Participants characterized the arrays as more sad 54.8% of the time, which is more than would be expected by chance (permutation test against 50%: P = 0.007; d = 0.41; 95% CImore sad = 52 to 58%). Critically, this result did not differ from that of level 1 human participants (permutation test level 1 humans versus level 2 humans: P = 0.43; d = 0.11; 95% CI = −0.02 to 0.06; Fig. 1e), but was significantly lower than for the AI algorithm, which characterized 65.13% of the arrays as more sad (permutation test level 2 humans against level 2 AI: P < 0.001; d = 0.86; 95% CI = −0.07 to −0.013; Fig. 1e). This difference was unlikely to have been driven by variations in training sample sizes, as the effect was observed even when AI and human participants were trained on identical datasets (Supplementary Experiment 2). Furthermore, the results were generalized to a different training method, in which participants were incentivized to actively predict the responses of other participants (Supplementary Experiment 3).

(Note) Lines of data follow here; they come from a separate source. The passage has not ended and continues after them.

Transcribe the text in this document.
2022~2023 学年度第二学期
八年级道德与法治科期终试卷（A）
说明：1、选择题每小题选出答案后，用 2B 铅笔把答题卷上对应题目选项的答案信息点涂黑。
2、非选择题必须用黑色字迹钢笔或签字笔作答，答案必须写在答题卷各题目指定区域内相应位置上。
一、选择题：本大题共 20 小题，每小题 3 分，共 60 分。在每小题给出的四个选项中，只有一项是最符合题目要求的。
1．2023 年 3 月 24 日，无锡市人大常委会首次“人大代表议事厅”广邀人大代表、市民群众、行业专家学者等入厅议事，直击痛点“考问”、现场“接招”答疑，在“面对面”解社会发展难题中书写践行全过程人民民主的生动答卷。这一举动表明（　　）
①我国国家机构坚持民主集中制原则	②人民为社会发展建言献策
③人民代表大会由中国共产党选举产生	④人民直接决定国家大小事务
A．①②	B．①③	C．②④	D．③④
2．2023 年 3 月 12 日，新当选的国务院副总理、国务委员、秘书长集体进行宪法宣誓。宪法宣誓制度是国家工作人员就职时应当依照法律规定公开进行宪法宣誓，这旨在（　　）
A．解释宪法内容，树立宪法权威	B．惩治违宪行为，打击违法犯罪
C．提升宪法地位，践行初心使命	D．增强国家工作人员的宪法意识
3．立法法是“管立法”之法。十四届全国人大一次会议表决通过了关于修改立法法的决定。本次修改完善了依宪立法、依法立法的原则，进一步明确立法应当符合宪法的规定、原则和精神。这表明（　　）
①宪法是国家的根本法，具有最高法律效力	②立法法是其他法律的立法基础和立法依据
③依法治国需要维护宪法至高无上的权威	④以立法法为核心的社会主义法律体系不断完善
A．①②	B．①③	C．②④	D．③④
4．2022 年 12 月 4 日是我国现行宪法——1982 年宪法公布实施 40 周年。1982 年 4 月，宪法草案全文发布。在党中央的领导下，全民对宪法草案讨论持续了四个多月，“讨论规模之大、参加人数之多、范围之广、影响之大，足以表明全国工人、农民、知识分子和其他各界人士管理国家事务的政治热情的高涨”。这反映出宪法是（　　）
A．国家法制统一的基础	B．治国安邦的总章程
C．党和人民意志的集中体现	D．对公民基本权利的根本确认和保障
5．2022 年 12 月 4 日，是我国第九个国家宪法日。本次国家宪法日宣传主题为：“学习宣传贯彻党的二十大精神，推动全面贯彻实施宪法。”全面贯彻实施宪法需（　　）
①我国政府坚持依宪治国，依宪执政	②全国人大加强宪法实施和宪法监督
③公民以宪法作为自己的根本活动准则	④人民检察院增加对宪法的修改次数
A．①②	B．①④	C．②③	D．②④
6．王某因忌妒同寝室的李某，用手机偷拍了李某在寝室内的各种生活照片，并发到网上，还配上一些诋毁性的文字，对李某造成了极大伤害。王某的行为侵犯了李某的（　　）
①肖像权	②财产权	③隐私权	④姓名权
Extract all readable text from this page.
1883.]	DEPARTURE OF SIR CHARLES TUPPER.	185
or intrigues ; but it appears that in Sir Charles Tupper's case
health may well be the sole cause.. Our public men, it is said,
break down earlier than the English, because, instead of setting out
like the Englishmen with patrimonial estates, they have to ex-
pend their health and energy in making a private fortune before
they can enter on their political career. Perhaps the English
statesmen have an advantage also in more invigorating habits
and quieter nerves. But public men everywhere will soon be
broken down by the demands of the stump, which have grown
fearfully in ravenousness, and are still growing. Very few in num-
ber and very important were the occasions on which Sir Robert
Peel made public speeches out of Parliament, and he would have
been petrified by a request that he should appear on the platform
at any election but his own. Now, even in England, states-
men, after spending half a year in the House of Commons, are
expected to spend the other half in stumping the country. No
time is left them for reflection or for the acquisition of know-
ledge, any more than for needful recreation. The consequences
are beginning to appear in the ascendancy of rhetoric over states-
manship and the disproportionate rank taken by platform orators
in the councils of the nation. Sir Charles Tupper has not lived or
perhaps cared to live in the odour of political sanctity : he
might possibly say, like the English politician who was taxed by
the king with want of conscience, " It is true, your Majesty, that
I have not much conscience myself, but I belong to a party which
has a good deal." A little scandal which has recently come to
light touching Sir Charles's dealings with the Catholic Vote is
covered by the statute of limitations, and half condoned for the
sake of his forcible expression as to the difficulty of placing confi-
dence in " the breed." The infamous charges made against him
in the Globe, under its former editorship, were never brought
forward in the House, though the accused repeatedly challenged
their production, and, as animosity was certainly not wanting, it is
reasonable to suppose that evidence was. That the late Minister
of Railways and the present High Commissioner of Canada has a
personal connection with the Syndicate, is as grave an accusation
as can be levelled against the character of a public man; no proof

In conclusion, unlike the AI, human bias was not amplified after being trained on biased human data. This is not surprising, as the level of bias participants in level 2 naturally exhibit is probably the same as the one they were trained on. Moreover, unlike AI systems, humans base their judgements on factors that go beyond the training session, such as previous experiences and expectations.
Human–human interaction does not increase bias
Next, we exposed a new pool of participants (n = 50) to the judgements of humans from level 2. The task and analysis were identical to those described for level 3 of the human–AI interaction (except, of course, participants were interacting with humans, which they were made aware of; Fig. 1b).
Before being exposed to the other human’s response, participants completed five baseline blocks. As in levels 1 and 3 (human–AI interaction), participants showed a significant bias during the first block (Mblock 1 = 53.67%) which disappeared over time (Mblocks 2–5 = 49.87%; permutation test for the first baseline block against the rest of the baseline blocks: P = 0.007; d = 0.40; 95% CI = 0.01 to 0.06).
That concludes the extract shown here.